What we need now are attendees. If you're a Catholic writer, this is the conference to attend--and you don't even have to leave home! Go to and sign up today!

Monday, March 03, 2008

ISIG II and Tech Toys

First, I'd like to let all the SF writers out there know that we've extended the submissions period for Infinite Space, Infinite God II to June 30. You can read the full guidelines at In short, however:
Make it Science Fiction
Make it Catholic
Make it Good!
'Nuff said!

Not all sci-fi is tech toys and not all tech toys are science fiction. In fact, there are several sci-fi concepts that we could do today...if we wanted to fork out the dough. Check out this article in Wired Magazine. Of course, we're a little disappointed that the article failed to address that Bigelow Aerospace is already working on an orbital hotel.

Sunday, March 02, 2008

Darths, Droids, and Readers' Theater

When I was growing up, I had a couple of Star Wars posters in my room. I'd doctored them up with jokes and the characters saying silly things. Whenever I felt sad, I would look at those posters and laugh. They stayed up for years until we moved.

In January, a friend introduced me to a kindred spirit: the writer of Darths and Droids. Here's someone with too much humor to keep to himself and probably too much time on his hands, but I'm glad he's spending it on this and sharing it with the world.

As I was howling at some of the one-liners, I realized the rest of my family would love it. We'd recently set up our new TV to take input from the internet--Rob's Christmas present--so one evening, we pulled it up on the big screen.
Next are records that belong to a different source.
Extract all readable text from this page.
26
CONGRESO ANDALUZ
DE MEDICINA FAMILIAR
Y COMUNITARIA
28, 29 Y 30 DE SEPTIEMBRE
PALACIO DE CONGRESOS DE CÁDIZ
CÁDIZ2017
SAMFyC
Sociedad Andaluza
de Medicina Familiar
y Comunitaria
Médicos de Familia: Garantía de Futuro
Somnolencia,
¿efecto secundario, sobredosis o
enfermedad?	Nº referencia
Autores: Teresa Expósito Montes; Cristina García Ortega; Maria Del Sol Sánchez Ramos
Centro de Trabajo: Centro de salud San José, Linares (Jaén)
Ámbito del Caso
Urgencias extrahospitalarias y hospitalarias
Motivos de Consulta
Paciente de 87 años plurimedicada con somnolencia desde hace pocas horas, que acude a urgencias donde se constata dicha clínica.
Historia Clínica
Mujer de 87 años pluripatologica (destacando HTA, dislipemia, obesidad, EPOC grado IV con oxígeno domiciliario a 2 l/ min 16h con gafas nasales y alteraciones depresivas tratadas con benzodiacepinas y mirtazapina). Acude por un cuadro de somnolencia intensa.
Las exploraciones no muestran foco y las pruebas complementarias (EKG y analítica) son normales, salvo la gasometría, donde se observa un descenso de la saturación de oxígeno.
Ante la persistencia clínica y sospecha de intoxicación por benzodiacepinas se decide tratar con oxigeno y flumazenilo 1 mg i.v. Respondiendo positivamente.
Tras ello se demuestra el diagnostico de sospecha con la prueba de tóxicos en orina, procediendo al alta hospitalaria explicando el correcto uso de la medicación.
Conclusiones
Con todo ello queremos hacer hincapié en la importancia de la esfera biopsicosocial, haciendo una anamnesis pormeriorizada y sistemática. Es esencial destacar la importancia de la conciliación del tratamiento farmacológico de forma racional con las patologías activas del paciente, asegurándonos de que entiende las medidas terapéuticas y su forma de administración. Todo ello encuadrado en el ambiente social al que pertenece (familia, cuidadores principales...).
Everyone took a part and we had a reader's theater.

We laughed for about 2 hours--56 pages worth. Liam, our youngest and until this year a VERY reluctant reader, took some of the harder parts. We had to help him with some of the words, but he loved it and was mad when we came to the end. We'd have to caution our oldest from scanning instead of reading the words, but some of his snafus were as funny as the cartoon.

We've been holding off until we had a chunk of entries to read. Tonight's the night. I can hardly wait.